Safety & rollback: the kernel takes back over

The question that decides whether kernel-level enforcement is adoptable is not the upside — it is the failure modes. This page is the complete honest list, with measurements.

The fail-safe is the kernel’s contract

sched_ext was designed so that a BPF scheduler cannot take the system down with it: if the scheduler misbehaves, stalls, crashes, or detaches for any reason, the kernel ejects it and atomically resumes scheduling with the stock scheduler. This is not Temper code — it is the kernel feature Temper is built on. The consequence is structural: the worst case is the scheduler you already run today, per node, never per cluster.

Measured failover

The failure paths are benchmarked, not asserted: we force-killed the node agent under load (on GKE and EKS), soaked the system for 8 hours under continuous pod churn, and measured the per-reconfiguration cost. The numbers, their caveats, and the raw record paths are collected in one place: deep dive: failure & rollback engineering.

The kill switch

Fleet-wide rollback is one annotation — no helm operation, no control-plane dependency, honored directly by each node’s agent:

# stand the scheduler down everywhere; pods run stock CFS
kubectl annotate node --all temper.codes/safe-mode-requested=true

# re-engage
kubectl annotate node --all temper.codes/safe-mode-requested-

Safe mode can also be targeted at single nodes, toggled from the dashboard (audit-logged), or driven by the optional controller via an TemperPolicy resource. Entering safe mode always succeeds — it kills the scheduler; exit re-generates config and re-attaches.

Reconfiguration churn cost

When QoS assignments change on a node (a pod joins or leaves a tier), the agent regenerates the scheduler configuration and restarts the kernel scheduler. The cost is a brief window during which the node runs stock CFS — measured at ~52 ms per reconfiguration (measurement and caveats) — node-local, bounded, and in the same safe failure direction as everything else here: absence of benefit, not harm. Pod churn is debounced and batched so a busy node does not thrash.

The cpu.max disclosure

Stated plainly, because it is the one behavioral difference you must know: while Temper’s scheduler is attached, cgroup cpu.max CPU quotas are not enforced by the kernel. This is a property of sched_ext scheduling, not a Temper choice. Containment of greedy workloads comes from Temper’s layer ceilings instead — measured at-or-below quota on the tested shapes; the kernel mechanics and the quota-parity measurement are written up in the CPU-limits deep dive — and quota-derived layer ceilings are on the roadmap to close the semantic gap. Two mitigations are unconditional: memory limits are unaffected (only CPU quota semantics change), and the kill switch restores CFS with quotas instantly. If strict CPU quota enforcement is a compliance requirement for a node, do not attach Temper to that node — mixed fleets are fully supported.
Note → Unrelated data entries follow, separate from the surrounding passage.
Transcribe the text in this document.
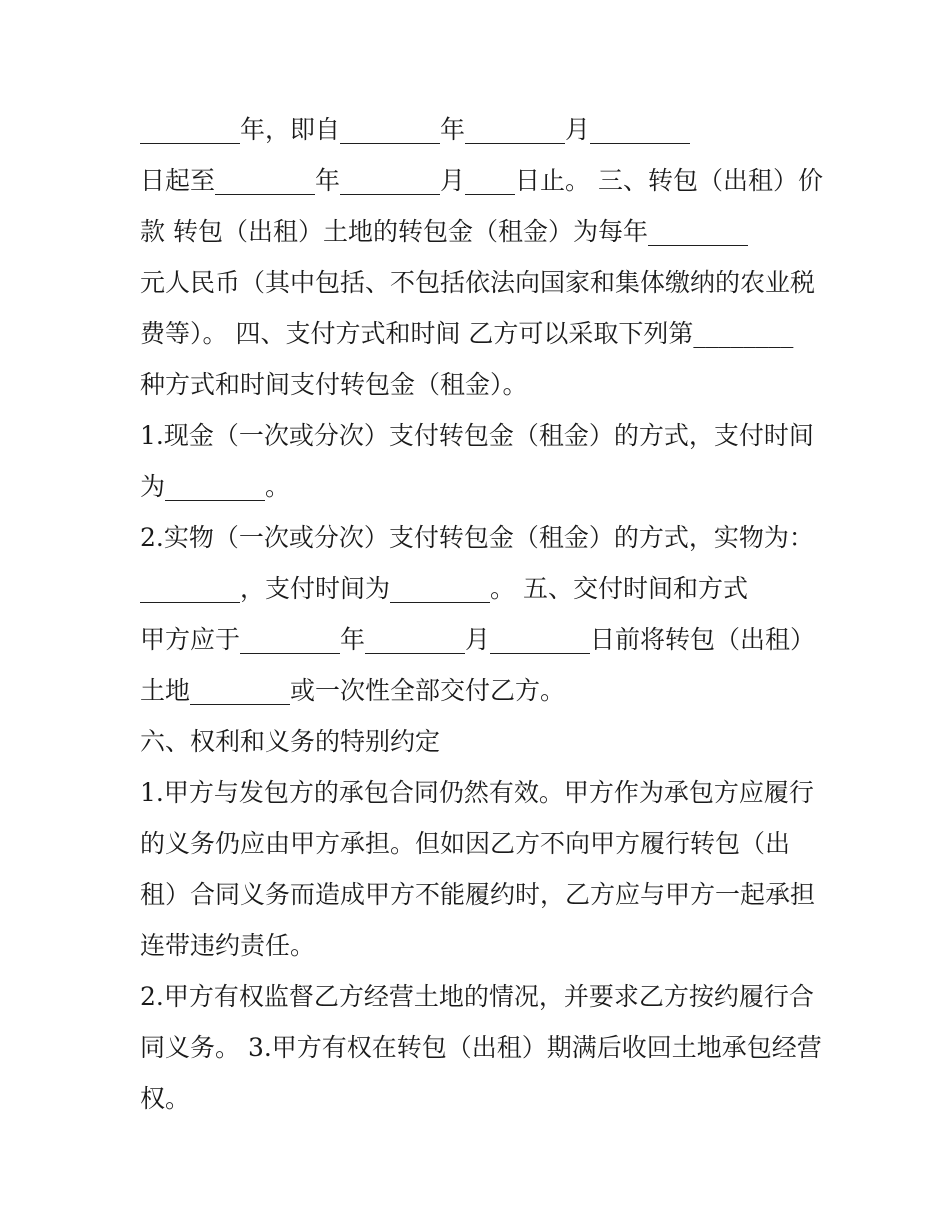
________年，即自________年________月________
日起至________年________月____日止。 三、转包（出租）价
款 转包（出租）土地的转包金（租金）为每年________
元人民币（其中包括、不包括依法向国家和集体缴纳的农业税
费等）。 四、支付方式和时间 乙方可以采取下列第________
种方式和时间支付转包金（租金）。
1.现金（一次或分次）支付转包金（租金）的方式，支付时间
为________。
2.实物（一次或分次）支付转包金（租金）的方式，实物为：
________，支付时间为________。 五、交付时间和方式
甲方应于________年________月________日前将转包（出租）
土地________或一次性全部交付乙方。
六、权利和义务的特别约定
1.甲方与发包方的承包合同仍然有效。甲方作为承包方应履行
的义务仍应由甲方承担。但如因乙方不向甲方履行转包（出
租）合同义务而造成甲方不能履约时，乙方应与甲方一起承担
连带违约责任。
2.甲方有权监督乙方经营土地的情况，并要求乙方按约履行合
同义务。 3.甲方有权在转包（出租）期满后收回土地承包经营
权。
Privileged DaemonSet posture

Loading a kernel scheduler requires privileged + hostPID and /sys access — the standard posture of node agents like Falco or Datadog. What bounds it: the agent serves only in-cluster endpoints, executes no remote code, makes zero external calls, and writes only its own scheduler process and node annotations. Every permission is justified line by line in the security whitepaper. Full posture, supply chain, and disclosure policy: security & trust.